The Berkeley Drosophila Genome Project got under way in the 1990s. This included not only the sequencing of the genome but projects (still under way) to characterize all the transcription units, and to obtain expression patterns and insertional mutations for them all. The biotechnology and pharmaceutical industries began to pay attention to the fly as means to ectopically express human disease (and other) genes in the compound eye led to new ways to model human disease—and search for human disease genes. When the genome sequence was published in March 2000, it really seemed like the fly was reaching some enormous crescendo. The number of papers on Drosophila (from MedLine searches) is a geometrically rising curve. It now seems that human genes become interesting when someone finds a fly homolog—rather than the other way around. One can project current trends and estimate when the study of Drosophila will consume every dollar spent on science worldwide and occupy every page of every journal. At that point the field must surely collapse and that date is, of course, about five years hence.

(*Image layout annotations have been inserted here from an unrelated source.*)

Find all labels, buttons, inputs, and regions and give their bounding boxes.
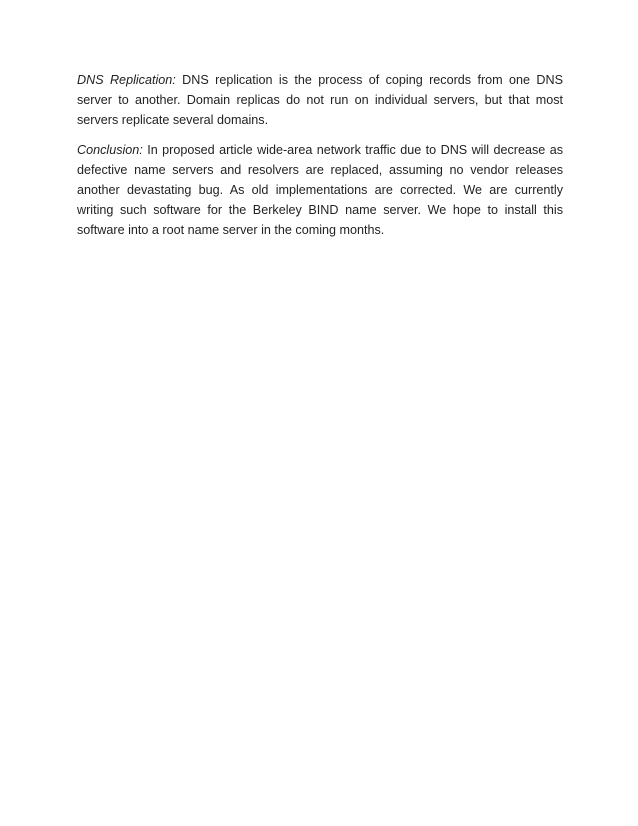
conclusion-paragraph xyxy=(77,140,563,240)
document-body xyxy=(77,70,563,250)
dns-replication-text: DNS replication is the process of coping records from one DNS server to another. Domain replicas do not run on individual servers, but that most servers replicate several domains. xyxy=(77,73,564,127)
conclusion-heading: Conclusion: xyxy=(77,143,143,157)
dns-replication-paragraph xyxy=(77,70,563,130)
conclusion-text: In proposed article wide-area network traffic due to DNS will decrease as defective name servers and resolvers are replaced, assuming no vendor releases another devastating bug. As old implementations are corrected. We are currently writing such software for the Berkeley BIND name server. We hope to install this software into a root name server in the coming months. xyxy=(77,143,564,237)
dns-replication-heading: DNS Replication: xyxy=(77,73,176,87)
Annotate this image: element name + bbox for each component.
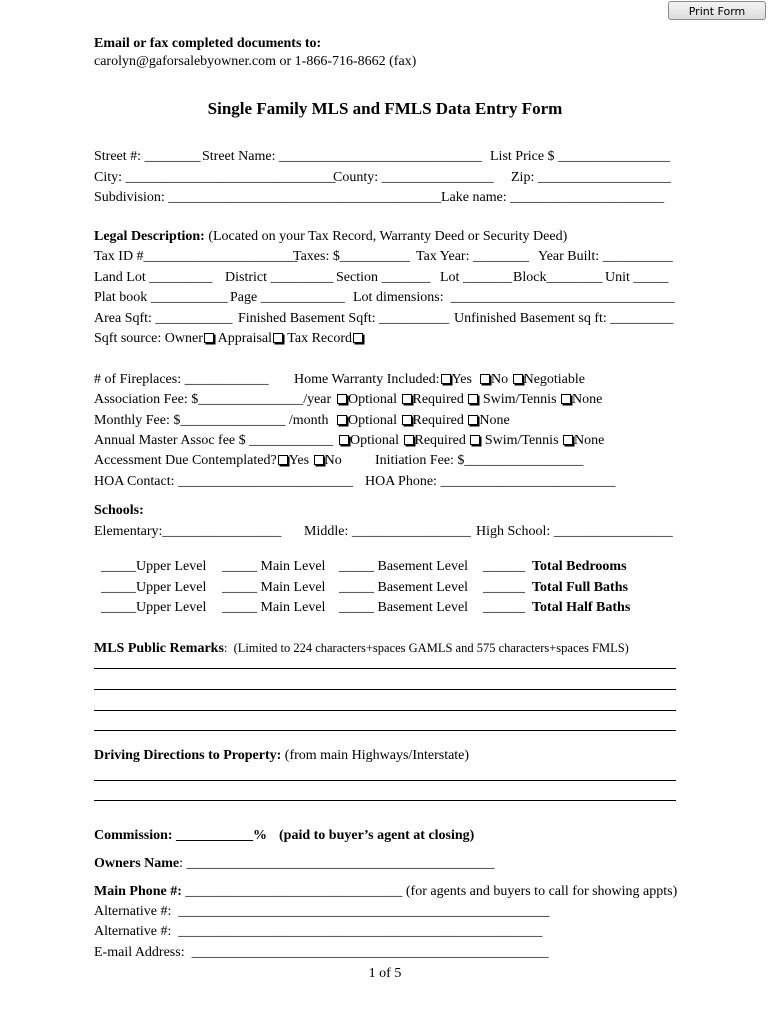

Martin Brookes perspective is somewhat different to mine. He came to the fly from a previous life in the study of ecology and evolution, and thus he places some emphasis on the contributions that have come to that field from Drosophila biology. Brookes has produced an amusing book that should be an easy read for those interested in finding out what all the fuss is about. He nicely connects the “classical” period (i.e., everything pre-cloning) with the astonishing fly-centric world of today. However, the book is not a very clear or comprehensive review of fly biology or technology. That said, it does go down quite smoothly and will help an outside reader understand why so many people are obsessed with flies. I can recommend it to anyone interested in what is going on in genetic science now and how things got this way.

Interestingly, the flyleaf of the book has only two short sentences describing the author, Martin Brookes, the second of which is “He hates flies.” I wonder why?